21.218 nouvelles affaires : une hausse de 15% en un an

L'exercice 2024 a enregistré une augmentation significative du flux entrant. Selon le document, l'Agence judiciaire a reçu 21.218 nouvelles affaires, contre 18.395 l'année précédente. Cette progression de 15% confirme une tendance structurelle à la hausse du contentieux de l'État. La ventilation par nature de contentieux révèle la prépondérance des affaires administratives, qui représentent 58% du total avec 12.308 dossiers. Viennent ensuite les affaires portées devant les juridictions ordinaires (8.040 dossiers, soit 38%) et les procédures amiables (870 dossiers, soit 4%). Les recours de pleine juridiction dominent largement avec 43% de l'ensemble, suivis des recours en annulation (15%).

Cinq ministères concentrent près de la moitié du contentieux

L'analyse sectorielle met en lumière une concentration marquée des litiges. Le rapport indique que «cinq seulement d'entre eux (les départements ministériels) concentrent près de la moitié des nouvelles affaires, soit 47%», représentant 10.099 dossiers sur le total. Cette répartition s'explique par la nature même des missions exercées. Les rédacteurs du rapport soulignent que «les missions de certains ministères, leur rôle dans la mise en œuvre des politiques publiques, la gestion des infrastructures et des services essentiels, ainsi que la réalisation de projets structurants et la prestation de services publics, les exposent davantage à l'émergence de contentieux». Sur le plan géographique, trois régions accaparent l'essentiel des affaires : Rabat-Salé-Kénitra arrive en tête avec 29,31%, suivie de Casablanca-Settat (24,39%) et Marrakech-Safi (18,48%).

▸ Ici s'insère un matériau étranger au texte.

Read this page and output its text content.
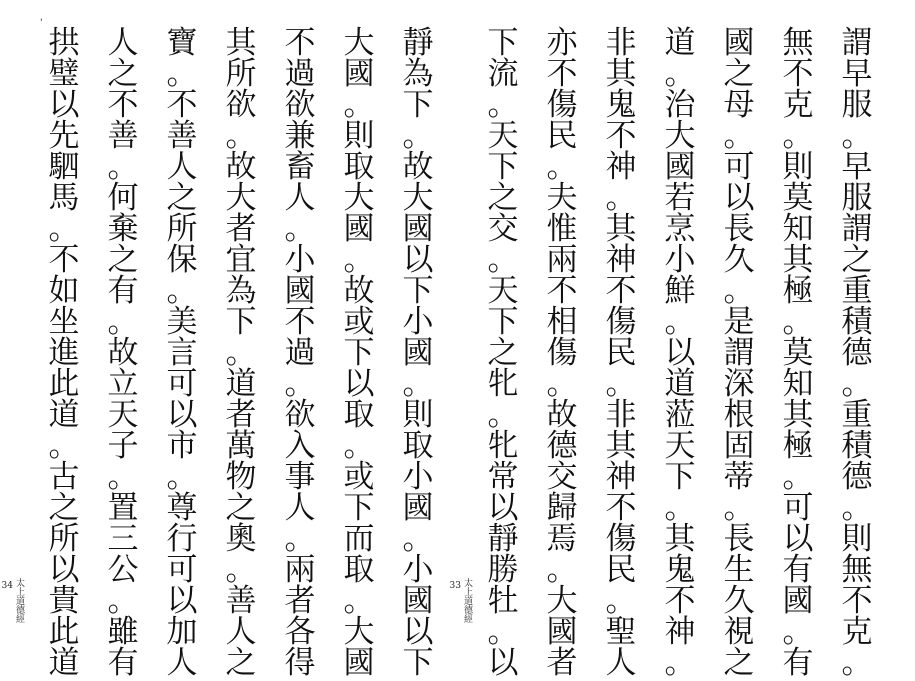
'
太上道德經
34
拱
璧
以
先
駟
馬
。
不
如
坐
進
此
道
。
古
之
所
以
貴
此
道
人
之
不
善
。
何
棄
之
有
。
故
立
天
子
。
置
三
公
。
雖
有
寶
。
不
善
人
之
所
保
。
美
言
可
以
市
。
尊
行
可
以
加
人
其
所
欲
。
故
大
者
宜
為
下
。
道
者
萬
物
之
奧
。
善
人
之
不
過
欲
兼
畜
人
。
小
國
不
過
。
欲
入
事
人
。
兩
者
各
得
大
國
。
則
取
大
國
。
故
或
下
以
取
。
或
下
而
取
。
大
國
靜
為
下
。
故
大
國
以
下
小
國
。
則
取
小
國
。
小
國
以
下
太上道德經
33
下
流
。
天
下
之
交
。
天
下
之
牝
。
牝
常
以
靜
勝
牡
。
以
亦
不
傷
民
。
夫
惟
兩
不
相
傷
。
故
德
交
歸
焉
。
大
國
者
非
其
鬼
不
神
。
其
神
不
傷
民
。
非
其
神
不
傷
民
。
聖
人
道
。
治
大
國
若
烹
小
鮮
。
以
道
蒞
天
下
。
其
鬼
不
神
。
國
之
母
。
可
以
長
久
。
是
謂
深
根
固
蒂
。
長
生
久
視
之
無
不
克
。
則
莫
知
其
極
。
莫
知
其
極
。
可
以
有
國
。
有
謂
早
服
。
早
服
謂
之
重
積
德
。
重
積
德
。
則
無
不
克
。
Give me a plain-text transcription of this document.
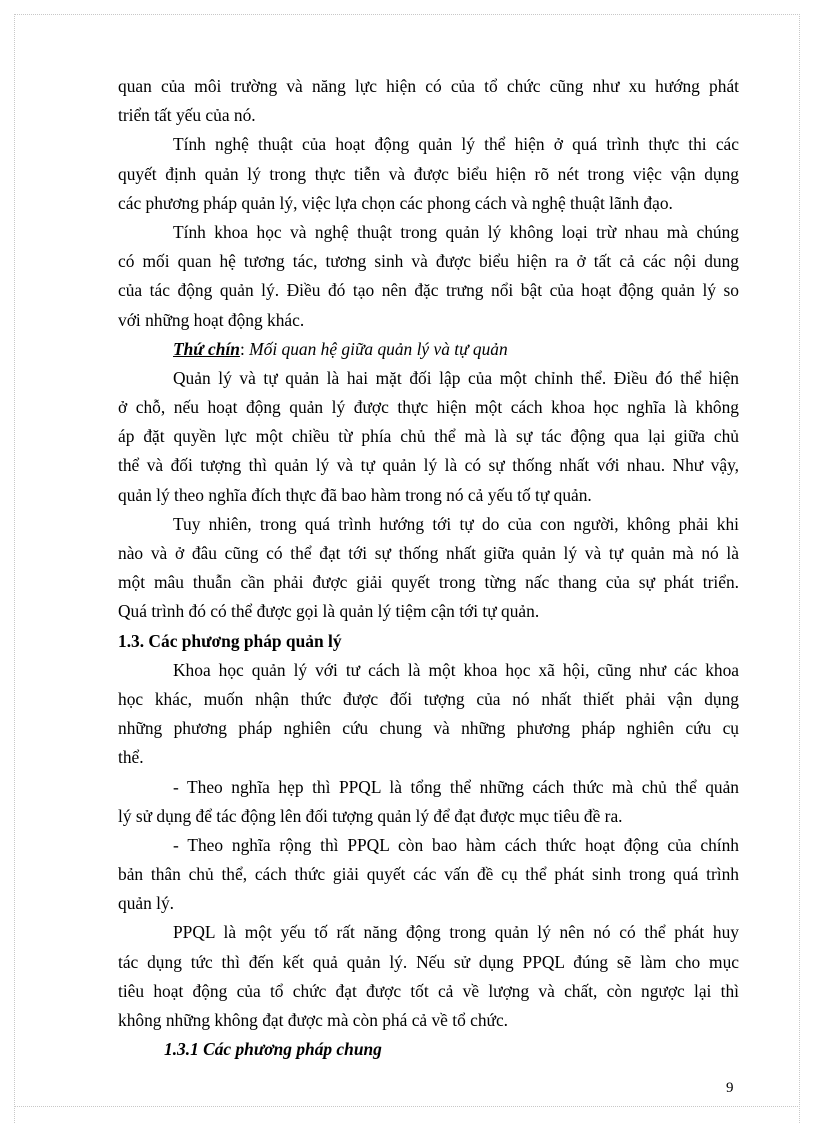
quan của môi trường và năng lực hiện có của tổ chức cũng như xu hướng phát
triển tất yếu của nó.
Tính nghệ thuật của hoạt động quản lý thể hiện ở quá trình thực thi các
quyết định quản lý trong thực tiễn và được biểu hiện rõ nét trong việc vận dụng
các phương pháp quản lý, việc lựa chọn các phong cách và nghệ thuật lãnh đạo.
Tính khoa học và nghệ thuật trong quản lý không loại trừ nhau mà chúng
có mối quan hệ tương tác, tương sinh và được biểu hiện ra ở tất cả các nội dung
của tác động quản lý. Điều đó tạo nên đặc trưng nổi bật của hoạt động quản lý so
với những hoạt động khác.
Thứ chín: Mối quan hệ giữa quản lý và tự quản
Quản lý và tự quản là hai mặt đối lập của một chỉnh thể. Điều đó thể hiện
ở chỗ, nếu hoạt động quản lý được thực hiện một cách khoa học nghĩa là không
áp đặt quyền lực một chiều từ phía chủ thể mà là sự tác động qua lại giữa chủ
thể và đối tượng thì quản lý và tự quản lý là có sự thống nhất với nhau. Như vậy,
quản lý theo nghĩa đích thực đã bao hàm trong nó cả yếu tố tự quản.
Tuy nhiên, trong quá trình hướng tới tự do của con người, không phải khi
nào và ở đâu cũng có thể đạt tới sự thống nhất giữa quản lý và tự quản mà nó là
một mâu thuẫn cần phải được giải quyết trong từng nấc thang của sự phát triển.
Quá trình đó có thể được gọi là quản lý tiệm cận tới tự quản.
1.3. Các phương pháp quản lý
Khoa học quản lý với tư cách là một khoa học xã hội, cũng như các khoa
học khác, muốn nhận thức được đối tượng của nó nhất thiết phải vận dụng
những phương pháp nghiên cứu chung và những phương pháp nghiên cứu cụ
thể.
- Theo nghĩa hẹp thì PPQL là tổng thể những cách thức mà chủ thể quản
lý sử dụng để tác động lên đối tượng quản lý để đạt được mục tiêu đề ra.
- Theo nghĩa rộng thì PPQL còn bao hàm cách thức hoạt động của chính
bản thân chủ thể, cách thức giải quyết các vấn đề cụ thể phát sinh trong quá trình
quản lý.
PPQL là một yếu tố rất năng động trong quản lý nên nó có thể phát huy
tác dụng tức thì đến kết quả quản lý. Nếu sử dụng PPQL đúng sẽ làm cho mục
tiêu hoạt động của tổ chức đạt được tốt cả về lượng và chất, còn ngược lại thì
không những không đạt được mà còn phá cả về tổ chức.
1.3.1 Các phương pháp chung
9
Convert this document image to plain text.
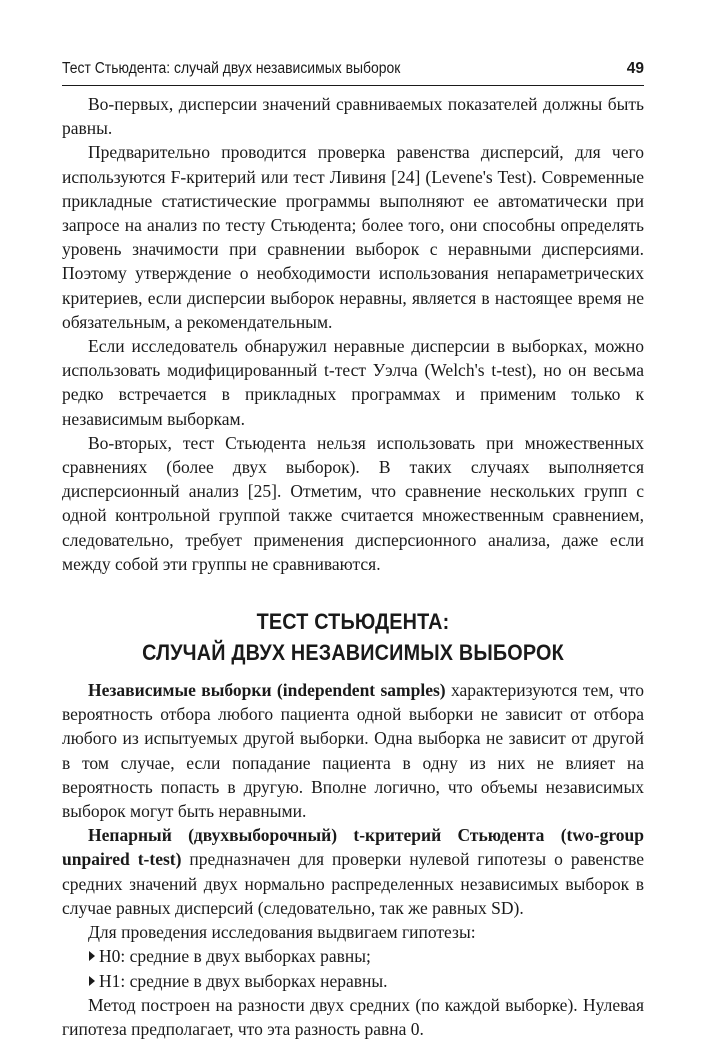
Тест Стьюдента: случай двух независимых выборок	49

Во-первых, дисперсии значений сравниваемых показателей должны быть равны.

Предварительно проводится проверка равенства дисперсий, для чего используются F-критерий или тест Ливиня [24] (Levene's Test). Современные прикладные статистические программы выполняют ее автоматически при запросе на анализ по тесту Стьюдента; более того, они способны определять уровень значимости при сравнении выборок с неравными дисперсиями. Поэтому утверждение о необходимости использования непараметрических критериев, если дисперсии выборок неравны, является в настоящее время не обязательным, а рекомендательным.

Если исследователь обнаружил неравные дисперсии в выборках, можно использовать модифицированный t-тест Уэлча (Welch's t-test), но он весьма редко встречается в прикладных программах и применим только к независимым выборкам.

Во-вторых, тест Стьюдента нельзя использовать при множественных сравнениях (более двух выборок). В таких случаях выполняется дисперсионный анализ [25]. Отметим, что сравнение нескольких групп с одной контрольной группой также считается множественным сравнением, следовательно, требует применения дисперсионного анализа, даже если между собой эти группы не сравниваются.

ТЕСТ СТЬЮДЕНТА:
СЛУЧАЙ ДВУХ НЕЗАВИСИМЫХ ВЫБОРОК

Независимые выборки (independent samples) характеризуются тем, что вероятность отбора любого пациента одной выборки не зависит от отбора любого из испытуемых другой выборки. Одна выборка не зависит от другой в том случае, если попадание пациента в одну из них не влияет на вероятность попасть в другую. Вполне логично, что объемы независимых выборок могут быть неравными.

Непарный (двухвыборочный) t-критерий Стьюдента (two-group unpaired t-test) предназначен для проверки нулевой гипотезы о равенстве средних значений двух нормально распределенных независимых выборок в случае равных дисперсий (следовательно, так же равных SD).

Для проведения исследования выдвигаем гипотезы:

H0: средние в двух выборках равны;

H1: средние в двух выборках неравны.

Метод построен на разности двух средних (по каждой выборке). Нулевая гипотеза предполагает, что эта разность равна 0.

170 agents pour un besoin estimé à 300

C'est sur le volet des ressources humaines que le rapport se fait le plus explicite quant aux difficultés rencontrées. L'effectif total de l'Agence judiciaire s'établit à 170 fonctionnaires, dont 111 cadres chargés du contentieux, 52 agents assurant des tâches d'appui et 7 fonctionnaires dédiés à la gestion de la connaissance. Le document ne cache pas l'insuffisance de ces moyens. «La préparation des mémoires et plaidoiries, les déplacements vers les différentes juridictions du Royaume, la présence aux séances d'instruction et aux expertises, la correspondance avec les administrations (...) exigent à elles seules environ 50 agents par division, soit un total estimé à 300 agents pour l'ensemble des divisions», peut-on lire. L'écart avec les 170 agents disponibles paraît considérable.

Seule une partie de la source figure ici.